Okur Olmak

Okur Olmak

Yazmak, benim için, oldukça yavaş ve meşakkatli bir iştir. Meşakkatlidir, çünkü çok yönlü hesap yaparak yol almak zorunda hissederim kendimi. Eleştirel bir yaklaşımla konuya ilişkin düşüncelerimi yeniden sorgulayarak gözden geçiririm.  Bir de okura karşı sorumluluklarımın hesabı, onunla ilgili olarak gözetmem gerekenler vardır. Onları da bir bir hesaba katarım.
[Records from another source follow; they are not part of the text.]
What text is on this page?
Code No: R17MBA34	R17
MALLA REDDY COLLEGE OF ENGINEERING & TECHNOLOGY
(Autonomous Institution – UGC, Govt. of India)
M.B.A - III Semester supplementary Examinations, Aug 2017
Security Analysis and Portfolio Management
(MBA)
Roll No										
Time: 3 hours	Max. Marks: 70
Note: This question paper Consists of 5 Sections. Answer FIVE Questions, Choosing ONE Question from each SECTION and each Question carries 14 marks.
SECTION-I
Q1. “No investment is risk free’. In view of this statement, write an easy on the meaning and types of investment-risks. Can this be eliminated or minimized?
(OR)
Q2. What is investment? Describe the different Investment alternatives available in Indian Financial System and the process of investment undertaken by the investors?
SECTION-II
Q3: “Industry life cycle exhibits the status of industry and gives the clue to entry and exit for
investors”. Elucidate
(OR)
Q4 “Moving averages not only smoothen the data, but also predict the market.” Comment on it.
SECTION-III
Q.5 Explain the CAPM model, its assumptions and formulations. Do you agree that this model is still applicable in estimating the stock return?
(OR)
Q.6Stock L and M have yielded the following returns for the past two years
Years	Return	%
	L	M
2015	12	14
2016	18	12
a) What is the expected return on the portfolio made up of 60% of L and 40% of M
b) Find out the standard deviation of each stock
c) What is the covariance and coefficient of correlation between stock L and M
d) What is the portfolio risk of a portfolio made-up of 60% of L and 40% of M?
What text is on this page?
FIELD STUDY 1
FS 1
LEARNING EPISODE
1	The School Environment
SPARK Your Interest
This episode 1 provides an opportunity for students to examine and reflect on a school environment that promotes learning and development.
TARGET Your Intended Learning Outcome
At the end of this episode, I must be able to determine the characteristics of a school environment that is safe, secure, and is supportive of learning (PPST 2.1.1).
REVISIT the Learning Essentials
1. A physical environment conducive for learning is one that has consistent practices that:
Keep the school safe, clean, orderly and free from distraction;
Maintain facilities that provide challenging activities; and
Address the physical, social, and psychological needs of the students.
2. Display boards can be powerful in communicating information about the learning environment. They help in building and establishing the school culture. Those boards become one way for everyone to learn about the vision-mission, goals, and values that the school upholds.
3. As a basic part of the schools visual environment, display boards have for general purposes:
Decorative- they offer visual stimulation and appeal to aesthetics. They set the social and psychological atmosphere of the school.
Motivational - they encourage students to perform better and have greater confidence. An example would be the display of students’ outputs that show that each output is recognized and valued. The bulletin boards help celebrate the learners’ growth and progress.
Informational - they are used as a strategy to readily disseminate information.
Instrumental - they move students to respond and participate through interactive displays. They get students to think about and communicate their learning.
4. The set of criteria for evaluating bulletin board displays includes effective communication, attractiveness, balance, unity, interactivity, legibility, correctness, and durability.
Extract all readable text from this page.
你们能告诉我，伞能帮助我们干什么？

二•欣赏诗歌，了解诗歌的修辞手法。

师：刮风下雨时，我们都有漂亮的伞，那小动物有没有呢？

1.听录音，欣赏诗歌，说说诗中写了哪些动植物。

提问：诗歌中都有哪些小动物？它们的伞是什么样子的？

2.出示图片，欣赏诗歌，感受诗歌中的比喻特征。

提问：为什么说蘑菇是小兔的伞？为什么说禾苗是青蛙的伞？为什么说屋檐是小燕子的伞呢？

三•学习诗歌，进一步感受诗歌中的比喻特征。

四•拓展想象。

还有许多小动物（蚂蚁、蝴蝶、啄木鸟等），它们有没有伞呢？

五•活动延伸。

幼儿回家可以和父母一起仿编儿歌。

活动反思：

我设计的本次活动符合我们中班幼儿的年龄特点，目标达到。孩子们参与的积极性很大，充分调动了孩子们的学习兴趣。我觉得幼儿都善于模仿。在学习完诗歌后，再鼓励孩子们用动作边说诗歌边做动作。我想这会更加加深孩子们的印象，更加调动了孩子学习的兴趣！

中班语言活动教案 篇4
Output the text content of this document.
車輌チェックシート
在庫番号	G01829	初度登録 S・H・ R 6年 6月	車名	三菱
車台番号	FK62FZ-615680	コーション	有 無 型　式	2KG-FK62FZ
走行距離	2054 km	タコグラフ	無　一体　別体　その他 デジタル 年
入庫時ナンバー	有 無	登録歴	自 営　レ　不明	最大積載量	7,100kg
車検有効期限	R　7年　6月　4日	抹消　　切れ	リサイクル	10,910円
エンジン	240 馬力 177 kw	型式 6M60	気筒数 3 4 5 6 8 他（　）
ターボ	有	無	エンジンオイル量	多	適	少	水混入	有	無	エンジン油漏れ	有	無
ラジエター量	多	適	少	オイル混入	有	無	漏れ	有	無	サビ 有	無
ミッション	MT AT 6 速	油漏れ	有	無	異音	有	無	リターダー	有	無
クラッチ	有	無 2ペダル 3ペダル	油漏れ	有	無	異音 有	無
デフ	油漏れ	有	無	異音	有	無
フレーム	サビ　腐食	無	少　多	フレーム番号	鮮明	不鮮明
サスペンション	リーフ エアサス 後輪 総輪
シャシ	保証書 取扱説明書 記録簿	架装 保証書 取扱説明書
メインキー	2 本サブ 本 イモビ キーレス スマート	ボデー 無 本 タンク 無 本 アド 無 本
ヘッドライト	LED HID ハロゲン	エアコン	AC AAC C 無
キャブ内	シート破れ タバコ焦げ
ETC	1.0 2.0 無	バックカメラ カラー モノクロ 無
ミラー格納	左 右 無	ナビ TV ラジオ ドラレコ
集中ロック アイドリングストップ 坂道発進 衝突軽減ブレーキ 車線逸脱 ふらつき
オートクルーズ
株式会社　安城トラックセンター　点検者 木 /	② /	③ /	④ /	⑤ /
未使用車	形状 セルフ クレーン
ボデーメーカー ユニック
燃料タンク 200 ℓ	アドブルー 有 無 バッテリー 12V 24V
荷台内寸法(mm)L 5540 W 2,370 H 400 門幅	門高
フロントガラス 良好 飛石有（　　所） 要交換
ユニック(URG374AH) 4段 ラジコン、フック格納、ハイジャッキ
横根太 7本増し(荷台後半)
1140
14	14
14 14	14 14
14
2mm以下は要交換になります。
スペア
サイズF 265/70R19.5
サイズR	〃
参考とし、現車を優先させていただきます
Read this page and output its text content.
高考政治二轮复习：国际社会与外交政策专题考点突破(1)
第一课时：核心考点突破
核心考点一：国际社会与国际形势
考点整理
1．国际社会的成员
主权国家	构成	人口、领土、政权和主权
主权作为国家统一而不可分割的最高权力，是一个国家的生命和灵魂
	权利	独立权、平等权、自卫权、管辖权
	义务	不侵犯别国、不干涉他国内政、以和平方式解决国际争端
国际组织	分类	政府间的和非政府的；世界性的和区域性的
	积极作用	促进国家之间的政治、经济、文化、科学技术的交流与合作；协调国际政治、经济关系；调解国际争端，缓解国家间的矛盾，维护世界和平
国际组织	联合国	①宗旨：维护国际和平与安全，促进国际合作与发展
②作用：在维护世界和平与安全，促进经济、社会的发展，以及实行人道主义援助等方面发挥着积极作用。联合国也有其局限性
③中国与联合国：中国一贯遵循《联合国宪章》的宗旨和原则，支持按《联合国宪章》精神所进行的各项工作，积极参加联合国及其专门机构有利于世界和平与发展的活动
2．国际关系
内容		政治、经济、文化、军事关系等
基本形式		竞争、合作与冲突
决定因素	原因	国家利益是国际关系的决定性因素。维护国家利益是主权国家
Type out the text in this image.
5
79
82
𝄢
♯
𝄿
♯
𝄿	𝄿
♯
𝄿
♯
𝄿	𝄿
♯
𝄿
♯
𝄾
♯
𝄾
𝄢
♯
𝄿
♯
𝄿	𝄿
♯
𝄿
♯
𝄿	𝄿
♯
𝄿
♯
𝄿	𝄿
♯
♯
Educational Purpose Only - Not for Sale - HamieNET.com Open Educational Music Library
Okura karşı sorumluluğum çerçevesinde, ne söylediğimi sorguladığım kadar nasıl söylediğimi de sorgulama ihtiyacı duyarım. Yazmaktan maksadım, düşündüklerimi okurla paylaşmak olduğundan, paylaşımı önleyecek bir iletişim kazası olmamasını arzu ederim. Söz ifrazatından kaçınmaya çalışırım. Bunlar, epey meşgul eder. Ama, bütün bunlara rağmen yazmak benim için sıkıcı bir meşakkat değil, zevk veren bir uğraştır.

Ancak, okuru yormak istemeyişim, onun gayretini önleme anlamına gelmez. Sözü edilen paylaşmanın sağlıklı gerçekleşmesi için elbette okurun da çabalaması gerekiyor. Cemil Meriç’e göre “Okumak iki ruh arasında âşıkane mülakattır.”  Bence bu mülakat, âşıkane olmaktan ziyade “ayıkane”, yani anlayışlı, uyanık bir bilinçle, basiretle olsa iyi olur (Yusuf suresi, 12:108). Âşıkane okurken, eleştirel yaklaşımla anlama çabası ıskalanabilir. Okur, metne sorular yönelterek onunla yüzleşme sürecini iyi veya hiç işletmeyebilir. Metin üzerinden yazarla diyalojik ilişki kuramayabilir. Yani metin karşısında özne olmak yerine nesneleşebilir. Haliyle, şahsiyetli bir okuma yapamaz; kendini özgün ve özgür okur kılacak üslubu oluşturamaz. Sonuçta, metnin iletmek istediği mesajı keşfedemeyebilir ve onun içeriğini kendine özgü ürüne dönüştüremeyebilir. Bireyin kendi  ürünü hâline gelmeyen malumat yarar sağlamaz.

Okur metinle uğraştığı oranda ondan yararlanabilir. Zbigniev Herbert der ki, “Kaynağa ulaşmak için akıntıya karşı yüzmeli. Akıntıyla yüzüp giden şey çöptür sadece.” Kaynağa doğru kulaç açan okur, metnin kalıbına girmeyi düşünen pasif alıcı konumuna kendini düşürmez. Ama, yazarla ego yarıştırmaya, enaniyet savaşına da kalkışmaz. Yeni anlamlı öğrenmelerle, varlık dünyasına yeni tuğlalar eklemeye çalışır.

Bu süreci işleten okur, mutlaka yazara geri bildirimlerde bulunma ihtiyacı duyar; sorularını itirazlarını iletir. Bununla maksadı, sadece yazara yanlışını fark ettirmek değildir; aynı zamanda kendi görüşünün doğruluğunu test etmektir. Bu diyalojik ilişki, her ikisine de yarar sağlar. Böyle bir okuma, insanı kendisi kılar, insanın zihnini ve ruhunu zenginleştirir, ufkunu genişletir, kendini daha ileri noktalara taşır.